Opera prima in concorso al TFF37, Ohong Village è il racconto minuto di un nucleo famigliare taiwanese. Minuto nello svolgimento, composto nella tecnica, frettoloso nell’assemblaggio di storia e immagini, Ohong Village fa più bella figura come documentario che come film a soggetto. Storia di un ritorno a casa di un giovane taiwanese, cervello in fuga, accolto nella sua immobile Taiwan dalla famiglia e dall’amico di sempre. Storia di menzogne, di simboli (fiacchi), e di suoni di incredibile potenza espressiva.
Se è percepibile la sensibilità schiettamente autobiografica del giovane regista, la storia del rapporto sfaldato tra Sheng-Ji, il protagonista (Yu-Hsu Lin) e suo padre (Jieh-Wen King) manca però di propulsione narrativa e di approfondimento tematico. Ché la vicenda prenda spunto dalla vita dello stesso regista pare chiaro a tutti: espatriato per imparare a far cinema nell’europeissima Praga, Lungyin Lim satura (letteralmente) le sue immagini dell’ansia da separazione dal suo mondo originario, della nostalgia per una strada, quella di casa, non più praticabile. Membro della classe disagiata, ovvero della folta schiera di giovani «allevata nella convinzione di poter migliorare la propria posizione nella piramide sociale» – come scrive Raffaele Alberto Ventura, autore della Teoria che questa classe descrive – Lim dice per interposta persona che all’estero si fatica e si piange come nel letto di casa. Quando Sheng-Ji torna a casa racconta alla famiglia che all’estero guadagna milioni, che, parole sue, vive «a damn good life» (sic): insomma si riempie la bocca di menzogne per evitare la figuraccia di un ritorno a casa per bancarotta esistenziale. Suo padre è l’unico a non cascarci, e da qui il degenerare forzato della trama. Sullo sfondo i preparativi per il carnevale tradizionale con i suoi bei colori e i suoi oracoli ridondanti.

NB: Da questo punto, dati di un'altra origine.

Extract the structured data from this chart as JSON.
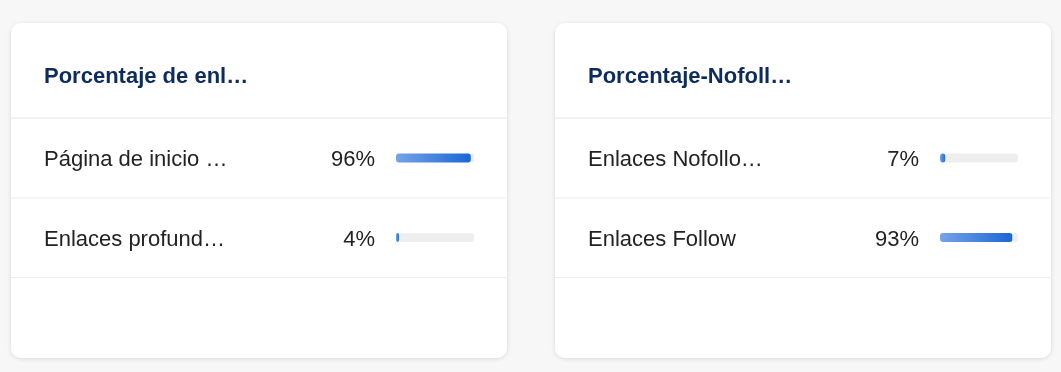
{
  "chart_data": [
    {
      "type": "bar",
      "orientation": "horizontal",
      "stacked": true,
      "title": "Porcentaje de enl…",
      "categories": [
        "Página de inicio …",
        "Enlaces profund…"
      ],
      "series": [
        {
          "color": "#1a66d6",
          "values": [
            96,
            4
          ],
          "value_labels": [
            "96%",
            "4%"
          ]
        },
        {
          "color": "#eeeeee",
          "values": [
            4,
            96
          ]
        }
      ],
      "xlim": [
        0,
        100
      ]
    },
    {
      "type": "bar",
      "orientation": "horizontal",
      "stacked": true,
      "title": "Porcentaje-Nofoll…",
      "categories": [
        "Enlaces Nofollo…",
        "Enlaces Follow"
      ],
      "series": [
        {
          "color": "#1a66d6",
          "values": [
            7,
            93
          ],
          "value_labels": [
            "7%",
            "93%"
          ]
        },
        {
          "color": "#eeeeee",
          "values": [
            93,
            7
          ]
        }
      ],
      "xlim": [
        0,
        100
      ]
    }
  ]
}
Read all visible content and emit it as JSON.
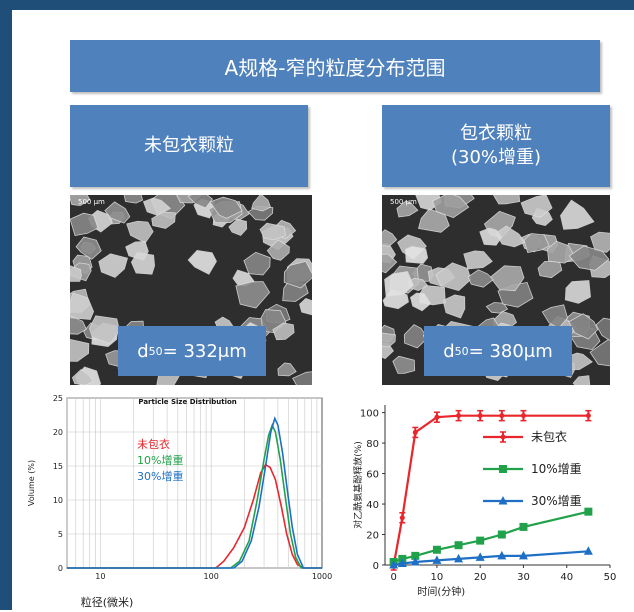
{
  "slide": {
    "title": "A规格-窄的粒度分布范围",
    "left_header": "未包衣颗粒",
    "right_header_line1": "包衣颗粒",
    "right_header_line2": "(30%增重)",
    "left_scale": "500 μm",
    "right_scale": "500 μm",
    "left_d50_prefix": "d",
    "left_d50_sub": "50",
    "left_d50_value": "= 332μm",
    "right_d50_prefix": "d",
    "right_d50_sub": "50",
    "right_d50_value": "= 380μm"
  },
  "colors": {
    "header_blue": "#4f81bd",
    "border_navy": "#1f4e79",
    "uncoated": "#e8262c",
    "coated10": "#21a24a",
    "coated30": "#1f6fc5"
  },
  "chart_data": [
    {
      "type": "line",
      "title": "Particle Size Distribution",
      "xlabel": "粒径(微米)",
      "ylabel": "Volume (%)",
      "xscale": "log",
      "xlim": [
        5,
        1000
      ],
      "ylim": [
        0,
        25
      ],
      "x_ticks": [
        10,
        100,
        1000
      ],
      "y_ticks": [
        0,
        5,
        10,
        15,
        20,
        25
      ],
      "grid": true,
      "legend_placement": "left-middle",
      "series": [
        {
          "name": "未包衣",
          "color": "#e8262c",
          "points": [
            [
              5,
              0
            ],
            [
              110,
              0
            ],
            [
              130,
              1
            ],
            [
              160,
              3
            ],
            [
              200,
              6
            ],
            [
              240,
              10
            ],
            [
              280,
              14
            ],
            [
              310,
              15.2
            ],
            [
              340,
              14.8
            ],
            [
              380,
              13
            ],
            [
              430,
              9
            ],
            [
              480,
              5
            ],
            [
              540,
              2
            ],
            [
              600,
              0.5
            ],
            [
              680,
              0
            ],
            [
              1000,
              0
            ]
          ]
        },
        {
          "name": "10%增重",
          "color": "#21a24a",
          "points": [
            [
              5,
              0
            ],
            [
              150,
              0
            ],
            [
              180,
              1
            ],
            [
              220,
              4
            ],
            [
              260,
              10
            ],
            [
              300,
              16
            ],
            [
              330,
              19.5
            ],
            [
              355,
              21
            ],
            [
              380,
              20
            ],
            [
              420,
              16
            ],
            [
              470,
              10
            ],
            [
              520,
              5
            ],
            [
              580,
              1.5
            ],
            [
              650,
              0
            ],
            [
              1000,
              0
            ]
          ]
        },
        {
          "name": "30%增重",
          "color": "#1f6fc5",
          "points": [
            [
              5,
              0
            ],
            [
              160,
              0
            ],
            [
              190,
              1
            ],
            [
              230,
              4
            ],
            [
              270,
              9
            ],
            [
              310,
              15
            ],
            [
              345,
              20
            ],
            [
              375,
              22
            ],
            [
              400,
              21
            ],
            [
              440,
              17
            ],
            [
              490,
              11
            ],
            [
              540,
              6
            ],
            [
              600,
              2
            ],
            [
              680,
              0
            ],
            [
              1000,
              0
            ]
          ]
        }
      ]
    },
    {
      "type": "line",
      "title": "",
      "xlabel": "时间(分钟)",
      "ylabel": "对乙酰氨基酚释放(%)",
      "xlim": [
        -2,
        50
      ],
      "ylim": [
        0,
        105
      ],
      "x_ticks": [
        0,
        10,
        20,
        30,
        40,
        50
      ],
      "y_ticks": [
        0,
        20,
        40,
        60,
        80,
        100
      ],
      "grid": false,
      "legend_placement": "right-middle",
      "series": [
        {
          "name": "未包衣",
          "color": "#e8262c",
          "marker": "cross",
          "points": [
            [
              0,
              0
            ],
            [
              2,
              31
            ],
            [
              5,
              87
            ],
            [
              10,
              97
            ],
            [
              15,
              98
            ],
            [
              20,
              98
            ],
            [
              25,
              98
            ],
            [
              30,
              98
            ],
            [
              45,
              98
            ]
          ]
        },
        {
          "name": "10%增重",
          "color": "#21a24a",
          "marker": "square",
          "points": [
            [
              0,
              2
            ],
            [
              2,
              4
            ],
            [
              5,
              6
            ],
            [
              10,
              10
            ],
            [
              15,
              13
            ],
            [
              20,
              16
            ],
            [
              25,
              20
            ],
            [
              30,
              25
            ],
            [
              45,
              35
            ]
          ]
        },
        {
          "name": "30%增重",
          "color": "#1f6fc5",
          "marker": "triangle",
          "points": [
            [
              0,
              0
            ],
            [
              2,
              1
            ],
            [
              5,
              2
            ],
            [
              10,
              3
            ],
            [
              15,
              4
            ],
            [
              20,
              5
            ],
            [
              25,
              6
            ],
            [
              30,
              6
            ],
            [
              45,
              9
            ]
          ]
        }
      ]
    }
  ]
}
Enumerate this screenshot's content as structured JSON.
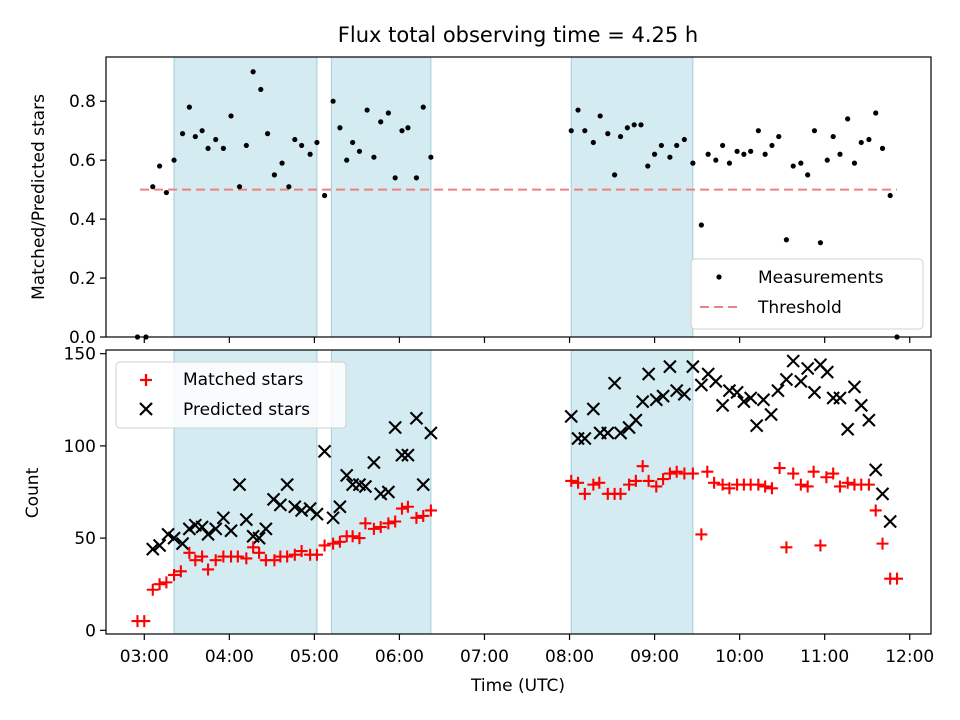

Grande sensibilità dunque nel mettere in scena l’immobilità rassegnata di un villaggio in cui la quotidianità e non la Storia significa qualcosa: ché è nella routine tra l’allevamento di ostriche di proprietà famigliare e la cena insieme a casa che si scopre l’intima poesia di un mondo indifferente allo scorrere del tempo. Qui però sta il gran problema del film: l’unico approfondimento è in questi frammenti documentari sul lavorìo di una famiglia di Taiwan. Tutti i potenziali moti narrativi del film vengono frenati, noi crediamo, dall’immaturità di un regista che non sa ancora controllare la materia che vuole rivelare. Personaggi, oggetti, sottotrame: tutto rimane involuto, abbandonato nel momento stesso in cui è mostrato. «Forse lì dietro c’è qualcosa», dicono un paio di volte i due amici durante il film, e dietro non c’è nulla. E così nell’opera: oltre alla presentazione puntuale di scene di vita di un villaggio orgoglioso e sconsolato non c’è molto altro. I dialoghi, gli attori e le linee narrative accennano a una profondità che la trama non sa articolare – cosa fa Sheng in Cina? Come vive? E quanta superficie nella storia d’amicizia!
Girato in un bel 16mm ( «a Praga ho imparato a lavorare così», spiega il regista in conferenza stampa) che restituisce il senso di immobilità del tempo e delle immutabili tradizioni, Ohong Village ha molti problemi e qualche evidente qualità: su tutte le musiche (di Vojtech Zavadil) che animano l’altra buona dote del film, quei campi lunghi che muovono dal mare verso un’umanità rassegnata alla propria inerzia.
Rimandiamo a L’albero dei frutti selvatici di Nuri Bilge Ceylan per ritrovare gli stessi temi, ma affrontati con una grazia e uno spessore che Ohong Village purtroppo non è riuscito a rivelare.